Guest blog: Childhood obesity – personal responsibility or environmental curse?

Guest blog: Childhood obesity – personal responsibility or environmental curse?

thumbnailDr Rob Noonan is a Senior Lecturer in Physical Education and Children’s Physical Activity at Edge Hill University,

Twitter: @RobJNoonan


In England there’s a steep social gradient to childhood health including obesity (Noonan & Fairclough, 2018), and this continues into adolescence [Noonan, 2018a]. The social gradient in health is a strong reminder that inequality effects all children’s health albeit those at the very top. So, we should all care about inequality, even if only for our own self-interest. These socioeconomic health inequalities can be explained by the unequal distribution of economic and built environmental resources that we see across society which place the most socially disadvantaged children at greatest risk of unhealthy behaviours, including diet (Noonan, 2018b).

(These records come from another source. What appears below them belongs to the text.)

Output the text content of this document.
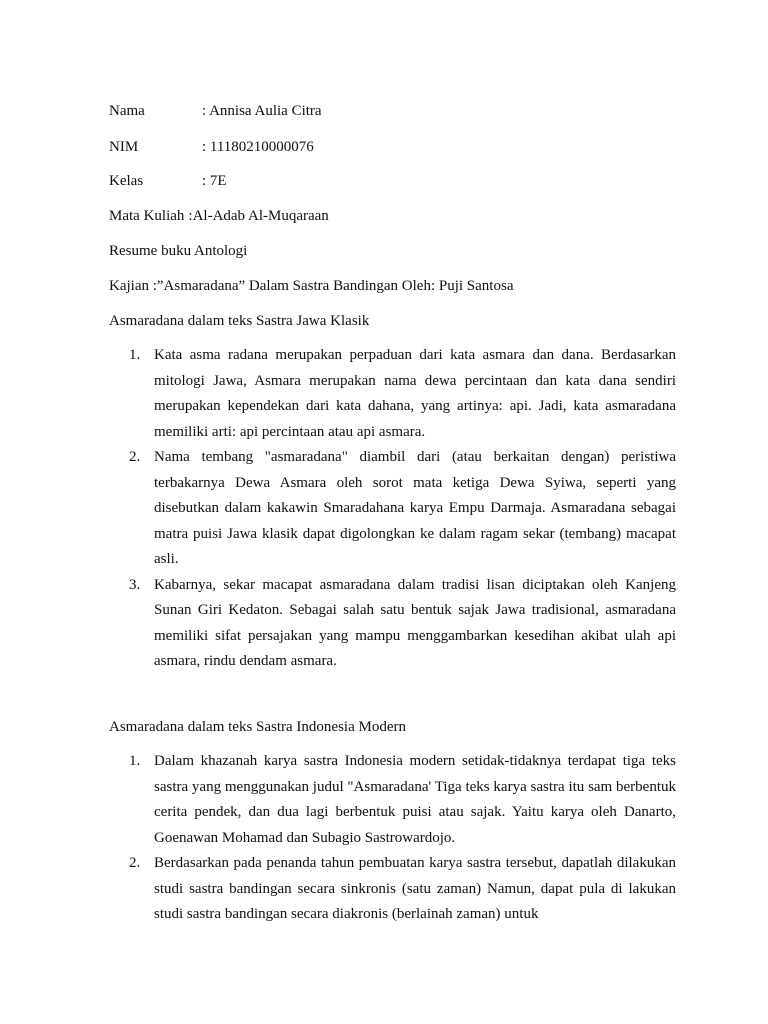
Nama	: Annisa Aulia Citra
NIM	: 11180210000076
Kelas	: 7E
Mata Kuliah :Al-Adab Al-Muqaraan
Resume buku Antologi
Kajian :”Asmaradana” Dalam Sastra Bandingan Oleh: Puji Santosa
Asmaradana dalam teks Sastra Jawa Klasik
1. Kata asma radana merupakan perpaduan dari kata asmara dan dana. Berdasarkan mitologi Jawa, Asmara merupakan nama dewa percintaan dan kata dana sendiri merupakan kependekan dari kata dahana, yang artinya: api. Jadi, kata asmaradana memiliki arti: api percintaan atau api asmara.
2. Nama tembang "asmaradana" diambil dari (atau berkaitan dengan) peristiwa terbakarnya Dewa Asmara oleh sorot mata ketiga Dewa Syiwa, seperti yang disebutkan dalam kakawin Smaradahana karya Empu Darmaja. Asmaradana sebagai matra puisi Jawa klasik dapat digolongkan ke dalam ragam sekar (tembang) macapat asli.
3. Kabarnya, sekar macapat asmaradana dalam tradisi lisan diciptakan oleh Kanjeng Sunan Giri Kedaton. Sebagai salah satu bentuk sajak Jawa tradisional, asmaradana memiliki sifat persajakan yang mampu menggambarkan kesedihan akibat ulah api asmara, rindu dendam asmara.
Asmaradana dalam teks Sastra Indonesia Modern
1. Dalam khazanah karya sastra Indonesia modern setidak-tidaknya terdapat tiga teks sastra yang menggunakan judul "Asmaradana' Tiga teks karya sastra itu sam berbentuk cerita pendek, dan dua lagi berbentuk puisi atau sajak. Yaitu karya oleh Danarto, Goenawan Mohamad dan Subagio Sastrowardojo.
2. Berdasarkan pada penanda tahun pembuatan karya sastra tersebut, dapatlah dilakukan studi sastra bandingan secara sinkronis (satu zaman) Namun, dapat pula di lakukan studi sastra bandingan secara diakronis (berlainah zaman) untuk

The environment is the driving force behand many lifestyle behaviours including healthy eating, but, in the UK and other developed countries, it’s often the individual that’s seen as the driving force. If you’re obese, it’s your fault. In the case of children, it’s their parents’ fault (Brownell et al. 2010). This blaming and stigmatising culture, disregards and overlooks the very important role food affordability and food accessibility play in food selection and consumption (McEvoy, 2013; Green et al. 2013).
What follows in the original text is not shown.